Tuesday, July 15, 2008

After you over the parapet, Capt. Blackadder.

I'm ducking this one. It is in the Guardian, so if you wade in, good luck; a few replies kinda prove the premise of the main post:)

Greens are the enemies of liberty


Sorry to see a few sources I use in there. But that's the beauty of freedom of speech. They can say it. But what seems less optimal is there are some still seem to feel others cannot.

Been here before. Not by car any more, though.

The low-carbon road out of poverty

The sooner some figure that many live outside of well-served urban centres the better.
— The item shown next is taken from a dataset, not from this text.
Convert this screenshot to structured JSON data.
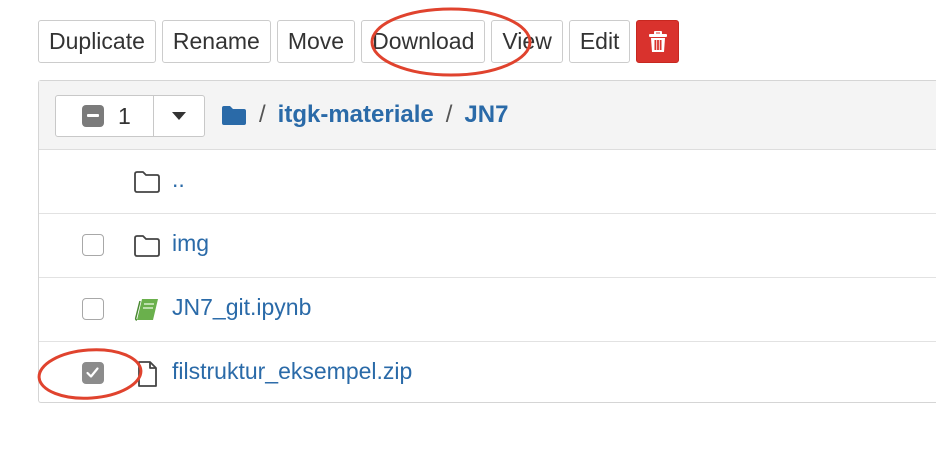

And many of those don't work near where they have to work or when such systems as do operate.

My Mum's carer is being hit hard trying to get around 10+ clients in a day round the county, and doesn't get her miles covered by taxpayer (but those already ill-positioned to help her with the rate hike will... or the tax-payer) as do our political or LA or quango classes, and using a bus or hitching a ride from a passing lifshare is not quite going to meet the flexibility or shift criteria.
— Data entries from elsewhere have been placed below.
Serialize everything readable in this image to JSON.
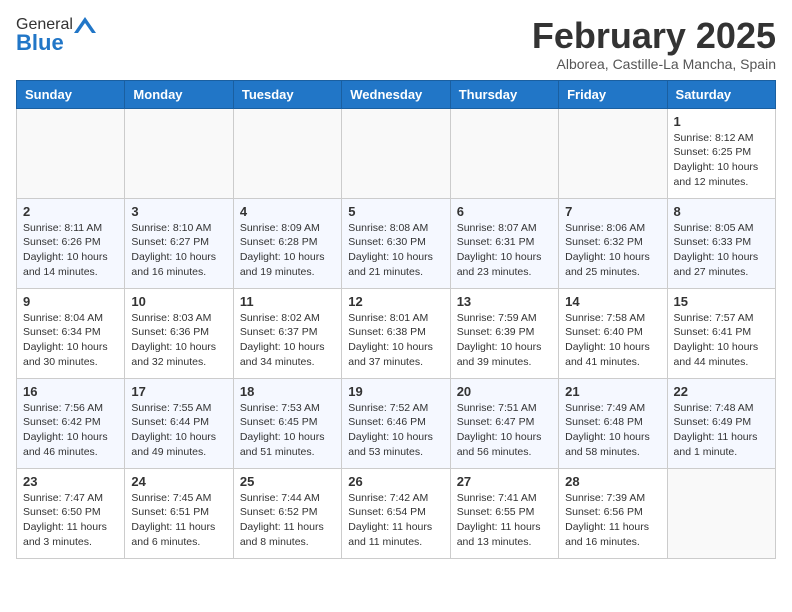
{
  "header": {
    "logo_general": "General",
    "logo_blue": "Blue",
    "month_title": "February 2025",
    "location": "Alborea, Castille-La Mancha, Spain"
  },
  "calendar": {
    "weekdays": [
      "Sunday",
      "Monday",
      "Tuesday",
      "Wednesday",
      "Thursday",
      "Friday",
      "Saturday"
    ],
    "weeks": [
      [
        {
          "day": "",
          "info": ""
        },
        {
          "day": "",
          "info": ""
        },
        {
          "day": "",
          "info": ""
        },
        {
          "day": "",
          "info": ""
        },
        {
          "day": "",
          "info": ""
        },
        {
          "day": "",
          "info": ""
        },
        {
          "day": "1",
          "info": "Sunrise: 8:12 AM\nSunset: 6:25 PM\nDaylight: 10 hours and 12 minutes."
        }
      ],
      [
        {
          "day": "2",
          "info": "Sunrise: 8:11 AM\nSunset: 6:26 PM\nDaylight: 10 hours and 14 minutes."
        },
        {
          "day": "3",
          "info": "Sunrise: 8:10 AM\nSunset: 6:27 PM\nDaylight: 10 hours and 16 minutes."
        },
        {
          "day": "4",
          "info": "Sunrise: 8:09 AM\nSunset: 6:28 PM\nDaylight: 10 hours and 19 minutes."
        },
        {
          "day": "5",
          "info": "Sunrise: 8:08 AM\nSunset: 6:30 PM\nDaylight: 10 hours and 21 minutes."
        },
        {
          "day": "6",
          "info": "Sunrise: 8:07 AM\nSunset: 6:31 PM\nDaylight: 10 hours and 23 minutes."
        },
        {
          "day": "7",
          "info": "Sunrise: 8:06 AM\nSunset: 6:32 PM\nDaylight: 10 hours and 25 minutes."
        },
        {
          "day": "8",
          "info": "Sunrise: 8:05 AM\nSunset: 6:33 PM\nDaylight: 10 hours and 27 minutes."
        }
      ],
      [
        {
          "day": "9",
          "info": "Sunrise: 8:04 AM\nSunset: 6:34 PM\nDaylight: 10 hours and 30 minutes."
        },
        {
          "day": "10",
          "info": "Sunrise: 8:03 AM\nSunset: 6:36 PM\nDaylight: 10 hours and 32 minutes."
        },
        {
          "day": "11",
          "info": "Sunrise: 8:02 AM\nSunset: 6:37 PM\nDaylight: 10 hours and 34 minutes."
        },
        {
          "day": "12",
          "info": "Sunrise: 8:01 AM\nSunset: 6:38 PM\nDaylight: 10 hours and 37 minutes."
        },
        {
          "day": "13",
          "info": "Sunrise: 7:59 AM\nSunset: 6:39 PM\nDaylight: 10 hours and 39 minutes."
        },
        {
          "day": "14",
          "info": "Sunrise: 7:58 AM\nSunset: 6:40 PM\nDaylight: 10 hours and 41 minutes."
        },
        {
          "day": "15",
          "info": "Sunrise: 7:57 AM\nSunset: 6:41 PM\nDaylight: 10 hours and 44 minutes."
        }
      ],
      [
        {
          "day": "16",
          "info": "Sunrise: 7:56 AM\nSunset: 6:42 PM\nDaylight: 10 hours and 46 minutes."
        },
        {
          "day": "17",
          "info": "Sunrise: 7:55 AM\nSunset: 6:44 PM\nDaylight: 10 hours and 49 minutes."
        },
        {
          "day": "18",
          "info": "Sunrise: 7:53 AM\nSunset: 6:45 PM\nDaylight: 10 hours and 51 minutes."
        },
        {
          "day": "19",
          "info": "Sunrise: 7:52 AM\nSunset: 6:46 PM\nDaylight: 10 hours and 53 minutes."
        },
        {
          "day": "20",
          "info": "Sunrise: 7:51 AM\nSunset: 6:47 PM\nDaylight: 10 hours and 56 minutes."
        },
        {
          "day": "21",
          "info": "Sunrise: 7:49 AM\nSunset: 6:48 PM\nDaylight: 10 hours and 58 minutes."
        },
        {
          "day": "22",
          "info": "Sunrise: 7:48 AM\nSunset: 6:49 PM\nDaylight: 11 hours and 1 minute."
        }
      ],
      [
        {
          "day": "23",
          "info": "Sunrise: 7:47 AM\nSunset: 6:50 PM\nDaylight: 11 hours and 3 minutes."
        },
        {
          "day": "24",
          "info": "Sunrise: 7:45 AM\nSunset: 6:51 PM\nDaylight: 11 hours and 6 minutes."
        },
        {
          "day": "25",
          "info": "Sunrise: 7:44 AM\nSunset: 6:52 PM\nDaylight: 11 hours and 8 minutes."
        },
        {
          "day": "26",
          "info": "Sunrise: 7:42 AM\nSunset: 6:54 PM\nDaylight: 11 hours and 11 minutes."
        },
        {
          "day": "27",
          "info": "Sunrise: 7:41 AM\nSunset: 6:55 PM\nDaylight: 11 hours and 13 minutes."
        },
        {
          "day": "28",
          "info": "Sunrise: 7:39 AM\nSunset: 6:56 PM\nDaylight: 11 hours and 16 minutes."
        },
        {
          "day": "",
          "info": ""
        }
      ]
    ]
  }
}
So whacking her for her car choice a decade ago, plus her total lack of choice in operational cost ain't going to cut it alone.

Sorry if that doesn't gel with the bike (or taxi if it's raining) brigade in Islington or Prius types being chauffered from Westminster, but a bit more joined up national thinking might be needed to address the problems being faced without just looking like acting whilst actually crippling those trying to keep up with one knee jerk after the next.

In fact, this whole thing is shaping up as a pretty elitist, city-centric, nice-if-you-can-afford it number for the establishment brigade to wring their hands over whilst crushing those they purport to represent and/or have sympathy for, whilst just doing what they can afford to do on the backs of those who cannot.

Nature's Bounty

Just watching the news about the Chinese clear up of the sailing venue.

10,000 troops cleared vast swathes of green algae clogging the shoreline and, it appears, it all has ended up in landfill.

Meanwhile, this weekend I attacked our little 1/2 acre of garden, which frankly has ended up as a jungle thanks to the combo of sun and rain. Amazing little green factories using solar energy (even through clouds) to make carbon-based materials.

And I will be trotting off with a large trolley full to the tip next weekend.

I merely ask, but I don't know, but might there not be some value in looking at efficient ways of gathering this material and getting it to places where it can be used to generate heat and resources? Maybe it does already, but if not it seems a pity that essentially my garden, if used only for compost, is mainly emitting co2 with little to show.